Chaque année, les 42 districts répartis sur le territoire wallon peuvent mobiliser jusqu'à 1200 personnes sur le terrain. C’est évidemment dans les situations les plus critiques, en cas de neige généralisée et tenace par exemple. Le service public de la Wallonie fait essentiellement appel à des saisonniers indépendants, des entrepreneurs en voiries ou des fermiers par exemple. Lors de conditions particulièrement compliquées, la Wallonie peut faire tourner jusqu’à 660 engins d'épandage pour couvrir les 8355 km de routes du territoire.

En cas de gel potentiel, ce sont les districts qui prennent les décisions d'épandre sur leurs secteurs.

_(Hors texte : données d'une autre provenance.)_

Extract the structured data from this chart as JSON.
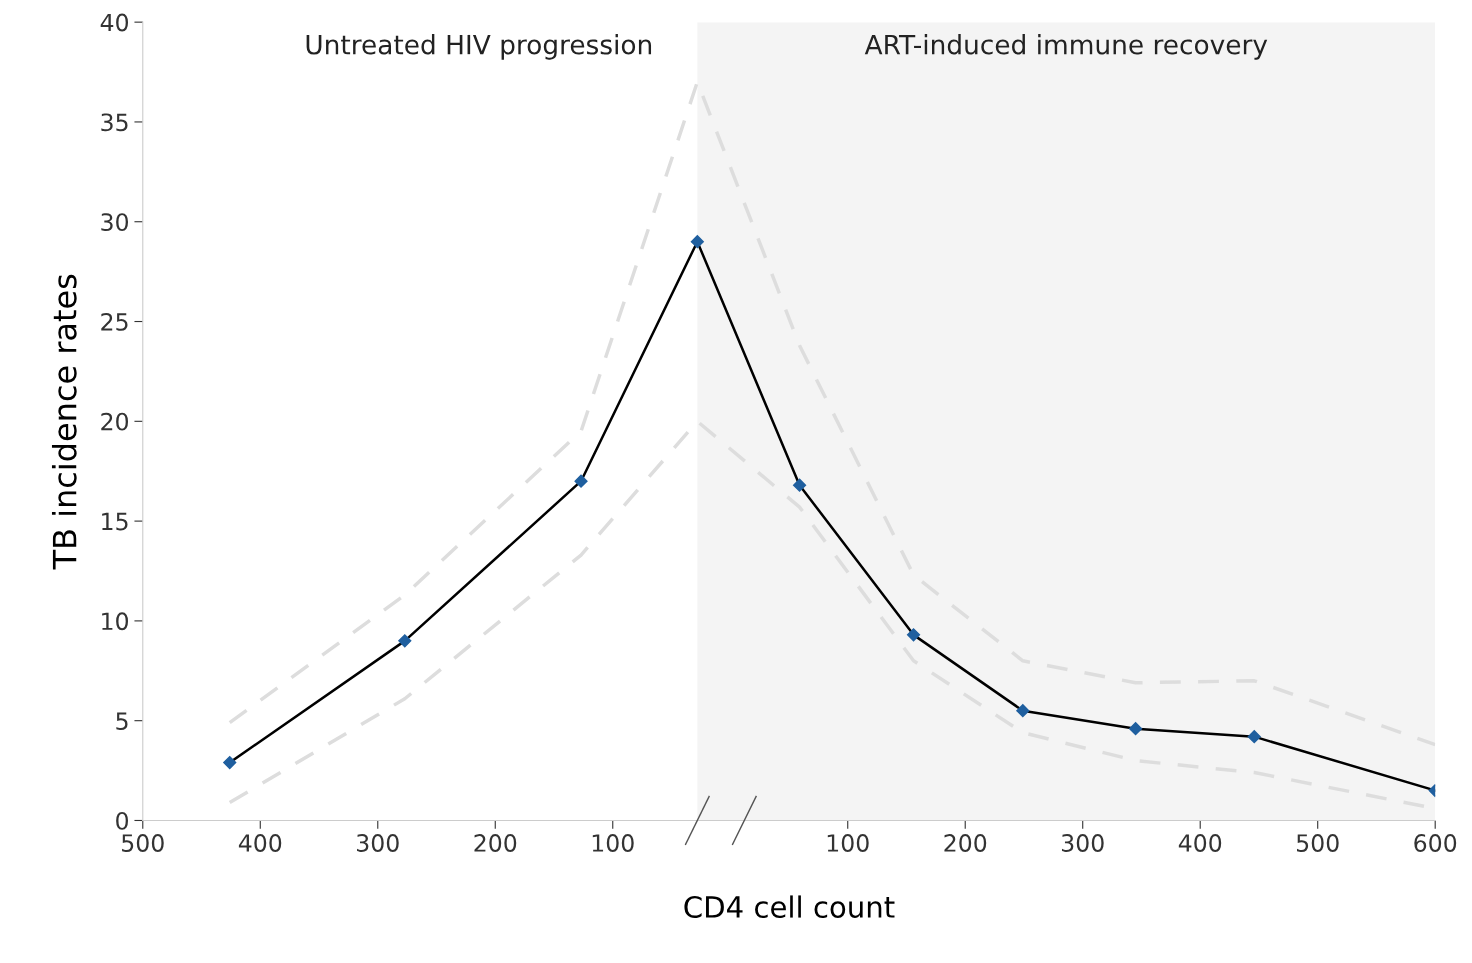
{
  "chart_data": {
    "type": "line",
    "xlabel": "CD4 cell count",
    "ylabel": "TB incidence rates",
    "x": [
      -426,
      -277,
      -127,
      -28,
      59,
      156,
      249,
      345,
      446,
      600
    ],
    "series": [
      {
        "color": "#dddddd",
        "line_style": "dashed",
        "marker": "none",
        "values": [
          4.9,
          11.3,
          19.5,
          37.0,
          23.8,
          12.3,
          8.0,
          6.9,
          7.0,
          3.8
        ]
      },
      {
        "color": "#dddddd",
        "line_style": "dashed",
        "marker": "none",
        "values": [
          0.9,
          6.1,
          13.3,
          20.0,
          15.7,
          8.0,
          4.4,
          3.0,
          2.4,
          0.6
        ]
      },
      {
        "color": "#000000",
        "values": [
          2.9,
          9.0,
          17.0,
          29.0,
          16.8,
          9.3,
          5.5,
          4.6,
          4.2,
          1.5
        ]
      }
    ],
    "marker": "diamond",
    "line_style": "solid",
    "grid": false,
    "xlim": [
      -500,
      600
    ],
    "ylim": [
      0,
      40
    ],
    "xticks": [
      {
        "value": -500,
        "label": "500"
      },
      {
        "value": -400,
        "label": "400"
      },
      {
        "value": -300,
        "label": "300"
      },
      {
        "value": -200,
        "label": "200"
      },
      {
        "value": -100,
        "label": "100"
      },
      100,
      200,
      300,
      400,
      500,
      600
    ],
    "yticks": [
      0,
      5,
      10,
      15,
      20,
      25,
      30,
      35,
      40
    ],
    "bands": [
      {
        "axis": "x",
        "from": -28,
        "to": 600,
        "label": "ART-induced immune recovery",
        "color": "#f4f4f4"
      }
    ],
    "annotations": [
      "Untreated HIV progression"
    ]
  }
}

Ils se fient aux données de 52 stations météo disposées sur tout le réseau. Des stations qui donnent des informations sur la température de l’air, de la chaussée mais aussi sur le point de rosée, autrement dit, la température à laquelle l’humidité de l’air se transforme en eau et, donc, en verglas potentiel.

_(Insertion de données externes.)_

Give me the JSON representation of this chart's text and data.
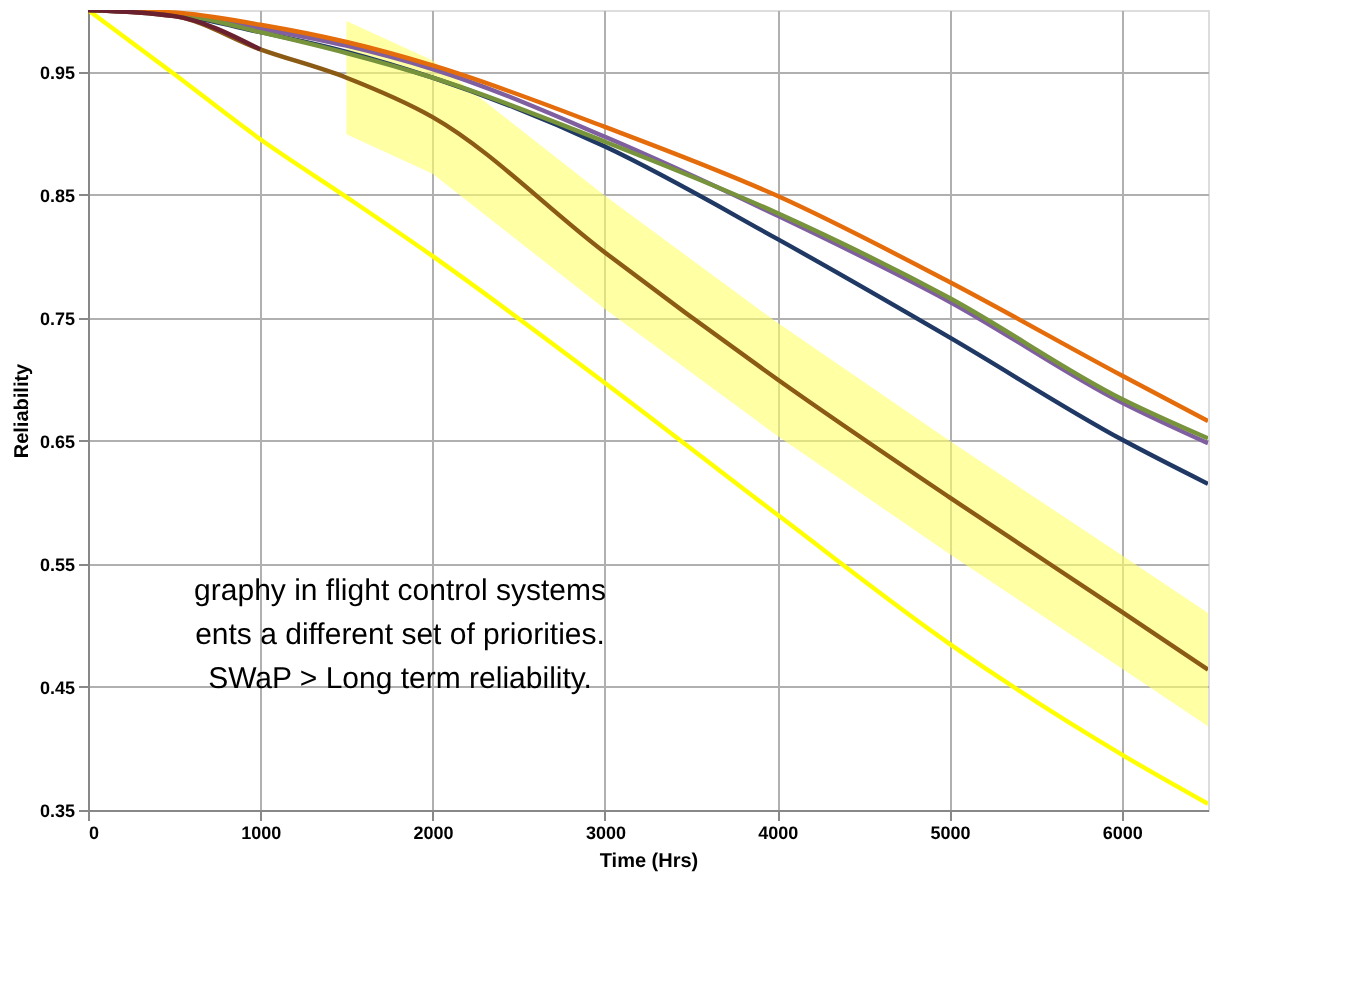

Par contre, afin d'harmoniser la gestion des situations critiques, c'est la cellule d'action routière (CAR) de la Wallonie qui donne l'ordre d'épandre en cas de prévision de neige. Elle se réfère aux diverses sources météorologiques et peut être confrontée à trois phases : la phase de vigilance, la phase de pré-alerte et enfin la phase d'alerte routière. Cette dernière phase peut aller jusqu'à l'interdiction pour les poids lourds de circuler.

Bien sûr, la décision d'interdire le trafic poids lourd n'est pas prise à la légère. La cellule d’action routière se met toujours en relation avec les pays voisins afin d’éviter le chaos.